Hamel also lays out a basic recipe for becoming a management innovator. As in his earlier book, ‘Leading the Revolution’, his target audience is not just top executives. Instead, he argues that any individual can –and should - look for opportunities to experiment with new ways of working. So as well as describing IBM’s root-and-branch rethinking of its business development process, which took two years and involved a dozen senior executives, he also describes the fascinating case of Jeff Severts, a vice president of consumer marketing at US electronics retailer Best Buy, who with $50 and a few days of his time put in place a small experiment in forecasting sales numbers that is still reverberating today.
‘The Future of Management’ is a very good read. Hamel writes beautifully – far better than your average management author – and the examples are resonant and contemporary. In fact, it’s almost too slick – the metaphors and examples come thick and fast, the arguments are carefully and tightly woven, but it is very hard for the reader to retain the capacity for critical analysis.

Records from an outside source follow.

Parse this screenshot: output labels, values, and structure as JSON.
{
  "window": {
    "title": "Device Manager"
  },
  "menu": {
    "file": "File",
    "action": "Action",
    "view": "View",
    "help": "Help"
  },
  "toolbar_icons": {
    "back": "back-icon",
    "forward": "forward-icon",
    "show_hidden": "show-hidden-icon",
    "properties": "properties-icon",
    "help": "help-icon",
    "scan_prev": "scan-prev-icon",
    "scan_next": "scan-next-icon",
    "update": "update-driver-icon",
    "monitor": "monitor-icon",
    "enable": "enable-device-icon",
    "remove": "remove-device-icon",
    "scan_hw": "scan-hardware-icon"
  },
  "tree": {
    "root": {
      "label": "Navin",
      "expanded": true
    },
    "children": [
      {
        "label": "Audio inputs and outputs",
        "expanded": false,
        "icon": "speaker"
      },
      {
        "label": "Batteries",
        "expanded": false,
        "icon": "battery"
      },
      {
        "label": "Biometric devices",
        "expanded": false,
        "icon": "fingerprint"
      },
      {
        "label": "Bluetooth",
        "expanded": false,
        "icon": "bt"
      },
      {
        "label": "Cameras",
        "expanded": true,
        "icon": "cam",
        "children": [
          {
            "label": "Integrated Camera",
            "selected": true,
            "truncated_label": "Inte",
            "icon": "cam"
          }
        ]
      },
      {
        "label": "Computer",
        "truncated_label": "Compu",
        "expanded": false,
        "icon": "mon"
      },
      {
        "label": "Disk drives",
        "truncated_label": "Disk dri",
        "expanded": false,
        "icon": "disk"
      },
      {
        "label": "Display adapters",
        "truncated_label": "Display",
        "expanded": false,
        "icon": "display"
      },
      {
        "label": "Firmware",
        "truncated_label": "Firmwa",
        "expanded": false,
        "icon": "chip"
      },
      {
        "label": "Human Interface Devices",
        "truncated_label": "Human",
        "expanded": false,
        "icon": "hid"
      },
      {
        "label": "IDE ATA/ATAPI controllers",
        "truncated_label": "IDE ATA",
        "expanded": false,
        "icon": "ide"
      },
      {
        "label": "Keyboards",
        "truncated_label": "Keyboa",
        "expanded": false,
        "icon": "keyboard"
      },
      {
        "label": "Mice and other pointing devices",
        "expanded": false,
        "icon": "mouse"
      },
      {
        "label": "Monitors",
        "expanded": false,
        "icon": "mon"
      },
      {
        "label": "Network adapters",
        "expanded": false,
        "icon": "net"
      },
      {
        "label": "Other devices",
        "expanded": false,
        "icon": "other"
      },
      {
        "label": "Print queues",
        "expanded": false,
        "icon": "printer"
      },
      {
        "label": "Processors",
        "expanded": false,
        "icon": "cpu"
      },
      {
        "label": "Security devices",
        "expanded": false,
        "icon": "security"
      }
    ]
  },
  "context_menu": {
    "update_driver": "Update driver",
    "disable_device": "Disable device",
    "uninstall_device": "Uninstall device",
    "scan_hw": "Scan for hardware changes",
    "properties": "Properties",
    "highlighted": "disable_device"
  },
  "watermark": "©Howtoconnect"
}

‘The Future of Management’ faces two lines of critique. Some readers will say that management cannot be reinvented – we have hierarchy and bureaucracy for good reasons, the current model works better than any other, and we have –in Francis Fukayama’s terms – reached the ‘end of history’ when it comes to the evolution of management. This is a reasonable challenge, and the fact that many of the examples in the book are drawn from small internet-age companies adds further fuel to the sceptic’s concern that large organisations cannot be rewired.
Hamel’s answer to this challenge is, in essence, that we created these systems, so we can recreate them. Our current models of capital allocation and performance management are not defined by laws of nature; they are human constructions. So if we have sufficient collective will, and a better set of principles, why should we not make the fundamental changes that are needed?
Hamel admits he is an idealist in pursuit of a ‘romantic’ goal. He simply wants to make the business world a better place, and you don’t have to go with him all the way to buy the basic argument that we can improve the quality of management in our large companies.
Other readers may feel that ‘The Future of Management’ is just empty rhetoric – easy to say, but very difficult to do. But here Hamel is on fairly solid ground. Unlike many management writers, he has always attempted to practice what he preaches. He founded Strategos in the mid 1990s to help companies become business innovators. And now he has founded the Management Innovation Lab (MLab) as a collaborative venture with London Business School, UBS, and other partners yet to be named. Its goal is to create ‘an inflection point in the evolution of management’ by working with companies to create new management practices. You can question how close he will get to this audacious goal, but don’t criticise him for lack of effort.
Julian Birkinshaw is a professor at London Business School, and is affiliated with the Management Innovation Lab.